Hosenin (Kyoto) ac (3).jpg
Location187 Oharashōrin'inchō, Sakyō-ku, Kyoto-shi, Kyoto-fu
Completed1012 (Chōwa 2)

Hōsen-in (宝泉院) is a Buddhist temple of the Tendai-shū, located in Sakyō-ku of Kyoto-shi, in the prefecture of Kyoto, Japan. It is specified as a natural monument by the Kyoto government.


It was built in 1012 under the reign of Emperor Sanjō in the imperial year Chōwa 2. Its original purpose was to serve as temple quarters for priests from the nearby Shōrin'in temple.


One of the rooms features a blood stained ceiling that was originally a floorpiece from Fushimi Castle. The blood is from Torii Mototada, Tokugawa Ieyasu's retainer, and several hundred other men who committed seppuku when they and the castle they were garrisoned in were about to be overrun by Ishida Mitsunari's forces during the Sekigahara Campaign. This act allowed Tokugawa Ieyasu to escape with his life and live to unify Japan under the Tokugawa Shogunate. Thus, Torii Mototada's act of valor is honored through having the bloody floorpiece serve as a piece of Hōsen-in.

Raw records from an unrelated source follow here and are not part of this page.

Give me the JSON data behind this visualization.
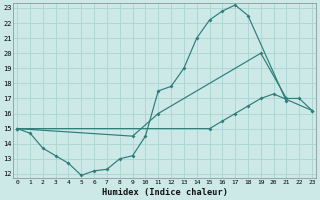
{
  "bg_color": "#cce9e8",
  "grid_color": "#aad4d2",
  "line_color": "#2d7d78",
  "xlim": [
    0,
    23
  ],
  "ylim": [
    12,
    23
  ],
  "xticks": [
    0,
    1,
    2,
    3,
    4,
    5,
    6,
    7,
    8,
    9,
    10,
    11,
    12,
    13,
    14,
    15,
    16,
    17,
    18,
    19,
    20,
    21,
    22,
    23
  ],
  "yticks": [
    12,
    13,
    14,
    15,
    16,
    17,
    18,
    19,
    20,
    21,
    22,
    23
  ],
  "xlabel": "Humidex (Indice chaleur)",
  "line1_x": [
    0,
    1,
    2,
    3,
    4,
    5,
    6,
    7,
    8,
    9,
    10,
    11,
    12,
    13,
    14,
    15,
    16,
    17,
    18,
    21
  ],
  "line1_y": [
    15.0,
    14.7,
    13.7,
    13.2,
    12.7,
    11.9,
    12.2,
    12.3,
    13.0,
    13.2,
    14.5,
    17.5,
    17.8,
    19.0,
    21.0,
    22.2,
    22.8,
    23.2,
    22.5,
    16.8
  ],
  "line2_x": [
    0,
    9,
    11,
    19,
    21,
    22,
    23
  ],
  "line2_y": [
    15.0,
    14.5,
    16.0,
    20.0,
    17.0,
    17.0,
    16.2
  ],
  "line3_x": [
    0,
    15,
    16,
    17,
    18,
    19,
    20,
    23
  ],
  "line3_y": [
    15.0,
    15.0,
    15.5,
    16.0,
    16.5,
    17.0,
    17.3,
    16.2
  ]
}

At the entrance, along with paying the fee, guests are given a ticket that can be used for refreshments at the end. Guests are passed through a washitsu featuring such sights including a five-leafed pine. This temple also features a garden called Hōrakuen, or "Treasure Paradise" At the end, the refreshments ticket can be exchanged for green tea and some light snacks.